= Richard Ferguson (highwayman) =

Richard "Galloping Dick" Ferguson (died 26 March 1800) was an English highwayman who, with partner Jerry Abershawe, raided the area around London during the late 18th century.

==Early life==
Born the son of a gentleman servant in Herefordshire, England, Ferguson became involved in juvenile crime as the ringleader of local teenage pranksters while his father was often away from home traveling with his master to London, Bath and other cities.

At the age of 15, his father was able to obtain a position for him as a stable boy. As his skill in managing horses improved, he was sent to London to serve as a temporary postilion until his predecessor's recovery.

Shortly after returning to his former position in Herefordshire as a stable boy, he began to have ambitions of gaining employment as a postilion. He found a vacancy with a lady, possibly due to his father's influence, and stayed on for a time before he was discharged by his mistress upon finding him in "an improper situation" with one of the female servants.

Now in his early 20s, he was soon able to find employment elsewhere. However, he would frequently be dismissed for drunkenness, gambling, idleness and negligence, often drifting from job to job until being hired by a livery-stable in Piccadilly.

After the death of his father, who left his son his life savings of £57, he lived as a gentleman with his newfound wealth, often attending the theatre. A local courtesan, a favourite of many local highwaymen and other prominent criminals, apparently mistook Ferguson as a wealthy landowner. Spending much of his time with her, he quickly spent his savings on her and was soon forced to borrow money and other means to keep seeing her.

He was soon forced to take a job in Piccadilly as a postilion at a local inn. However, he would almost always be in debt as he continued seeing the courtesan.

==Galloping Dick & Jerry Abershawe==
It was while driving a gentleman through the backroads of the city, when his carriage was stopped by two masked highwaymen. During the robbery, he recognized Jerry Abershawe as an acquaintance of his courtesan during the robbery however the two highwaymen were forced to flee as travelers approached.

Meeting with Ferguson at an inn soon after the incident, he and his partner were able bribe him to keep silent regarding Abershawe's identity. However, he was refused by the courtesan who learned of his actual status and never returned to her house.

He was soon approached by Abershawe who was able to persuade him to join Abershawe and his accomplice. It was later arranged by the three for Ferguson, who was able to observe wealthy guests at his inn as well as information from other drivers in the area, to relay this information to Abershawe.
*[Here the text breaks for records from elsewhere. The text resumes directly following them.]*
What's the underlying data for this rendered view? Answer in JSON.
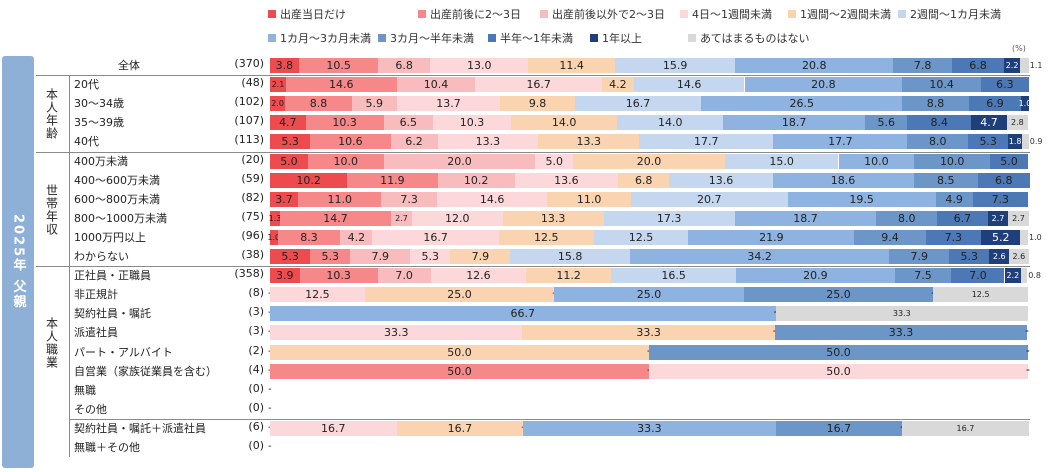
{
  "chart_data": {
    "type": "bar",
    "orientation": "horizontal",
    "stacked": "100%",
    "title": "2025年 父親",
    "unit": "(%)",
    "legend_position": "top",
    "categories_legend": [
      {
        "name": "出産当日だけ",
        "color": "#ee4b4f"
      },
      {
        "name": "出産前後に2～3日",
        "color": "#f7888a"
      },
      {
        "name": "出産前後以外で2～3日",
        "color": "#f9bcbe"
      },
      {
        "name": "4日～1週間未満",
        "color": "#fdd8da"
      },
      {
        "name": "1週間～2週間未満",
        "color": "#fad3b1"
      },
      {
        "name": "2週間～1カ月未満",
        "color": "#c5d7ee"
      },
      {
        "name": "1カ月～3カ月未満",
        "color": "#8eb3e0"
      },
      {
        "name": "3カ月～半年未満",
        "color": "#6d96c8"
      },
      {
        "name": "半年～1年未満",
        "color": "#4d78b6"
      },
      {
        "name": "1年以上",
        "color": "#1f3f7a"
      },
      {
        "name": "あてはまるものはない",
        "color": "#d9d9d9"
      }
    ],
    "groups": [
      {
        "label": "",
        "rows": [
          {
            "label": "全体",
            "n": "(370)",
            "values": [
              3.8,
              10.5,
              6.8,
              13.0,
              11.4,
              15.9,
              20.8,
              7.8,
              6.8,
              2.2,
              1.1
            ]
          }
        ]
      },
      {
        "label": "本人年齢",
        "rows": [
          {
            "label": "20代",
            "n": "(48)",
            "values": [
              2.1,
              14.6,
              10.4,
              16.7,
              4.2,
              14.6,
              20.8,
              10.4,
              6.3,
              0,
              0
            ]
          },
          {
            "label": "30～34歳",
            "n": "(102)",
            "values": [
              2.0,
              8.8,
              5.9,
              13.7,
              9.8,
              16.7,
              26.5,
              8.8,
              6.9,
              1.0,
              0
            ]
          },
          {
            "label": "35～39歳",
            "n": "(107)",
            "values": [
              4.7,
              10.3,
              6.5,
              10.3,
              14.0,
              14.0,
              18.7,
              5.6,
              8.4,
              4.7,
              2.8
            ]
          },
          {
            "label": "40代",
            "n": "(113)",
            "values": [
              5.3,
              10.6,
              6.2,
              13.3,
              13.3,
              17.7,
              17.7,
              8.0,
              5.3,
              1.8,
              0.9
            ]
          }
        ]
      },
      {
        "label": "世帯年収",
        "rows": [
          {
            "label": "400万未満",
            "n": "(20)",
            "values": [
              5.0,
              10.0,
              20.0,
              5.0,
              20.0,
              15.0,
              10.0,
              10.0,
              5.0,
              0,
              0
            ]
          },
          {
            "label": "400～600万未満",
            "n": "(59)",
            "values": [
              10.2,
              11.9,
              10.2,
              13.6,
              6.8,
              13.6,
              18.6,
              8.5,
              6.8,
              0,
              0
            ]
          },
          {
            "label": "600～800万未満",
            "n": "(82)",
            "values": [
              3.7,
              11.0,
              7.3,
              14.6,
              11.0,
              20.7,
              19.5,
              4.9,
              7.3,
              0,
              0
            ]
          },
          {
            "label": "800～1000万未満",
            "n": "(75)",
            "values": [
              1.3,
              14.7,
              2.7,
              12.0,
              13.3,
              17.3,
              18.7,
              8.0,
              6.7,
              2.7,
              2.7
            ]
          },
          {
            "label": "1000万円以上",
            "n": "(96)",
            "values": [
              1.0,
              8.3,
              4.2,
              16.7,
              12.5,
              12.5,
              21.9,
              9.4,
              7.3,
              5.2,
              1.0
            ]
          },
          {
            "label": "わからない",
            "n": "(38)",
            "values": [
              5.3,
              5.3,
              7.9,
              5.3,
              7.9,
              15.8,
              34.2,
              7.9,
              5.3,
              2.6,
              2.6
            ]
          }
        ]
      },
      {
        "label": "本人職業",
        "rows": [
          {
            "label": "正社員・正職員",
            "n": "(358)",
            "values": [
              3.9,
              10.3,
              7.0,
              12.6,
              11.2,
              16.5,
              20.9,
              7.5,
              7.0,
              2.2,
              0.8
            ]
          },
          {
            "label": "非正規計",
            "n": "(8)",
            "values": [
              0,
              0,
              0,
              12.5,
              25.0,
              0,
              25.0,
              25.0,
              0,
              0,
              12.5
            ]
          },
          {
            "label": "契約社員・嘱託",
            "n": "(3)",
            "values": [
              0,
              0,
              0,
              0,
              0,
              0,
              66.7,
              0,
              0,
              0,
              33.3
            ]
          },
          {
            "label": "派遣社員",
            "n": "(3)",
            "values": [
              0,
              0,
              0,
              33.3,
              33.3,
              0,
              0,
              33.3,
              0,
              0,
              0
            ]
          },
          {
            "label": "パート・アルバイト",
            "n": "(2)",
            "values": [
              0,
              0,
              0,
              0,
              50.0,
              0,
              0,
              50.0,
              0,
              0,
              0
            ]
          },
          {
            "label": "自営業（家族従業員を含む）",
            "n": "(4)",
            "values": [
              0,
              50.0,
              0,
              50.0,
              0,
              0,
              0,
              0,
              0,
              0,
              0
            ]
          },
          {
            "label": "無職",
            "n": "(0)",
            "values": []
          },
          {
            "label": "その他",
            "n": "(0)",
            "values": []
          }
        ]
      },
      {
        "label": "",
        "rows": [
          {
            "label": "契約社員・嘱託＋派遣社員",
            "n": "(6)",
            "values": [
              0,
              0,
              0,
              16.7,
              16.7,
              0,
              33.3,
              16.7,
              0,
              0,
              16.7
            ]
          },
          {
            "label": "無職＋その他",
            "n": "(0)",
            "values": []
          }
        ]
      }
    ],
    "xlim": [
      0,
      100
    ]
  }
}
In time, Ferguson was once again found himself enjoying a frivolous lifestyle often using his wealth on alcohol and gambling. However, eventually finding himself unemployed due to his activities, he was obliged to become a highwayman with Abershawe. Although admittedly inexperienced, he showed great potential as an expert horseman earning him the moniker "Galloping Dick".

==Later years==
Following Abershawe's execution in 1795, Ferguson continued on his own with a successful career as a highwayman himself for five more years until his eventual capture by the Bow Street Runners in 1800. He was publicly executed soon after his trial at the Aylesbury Lent Assizes.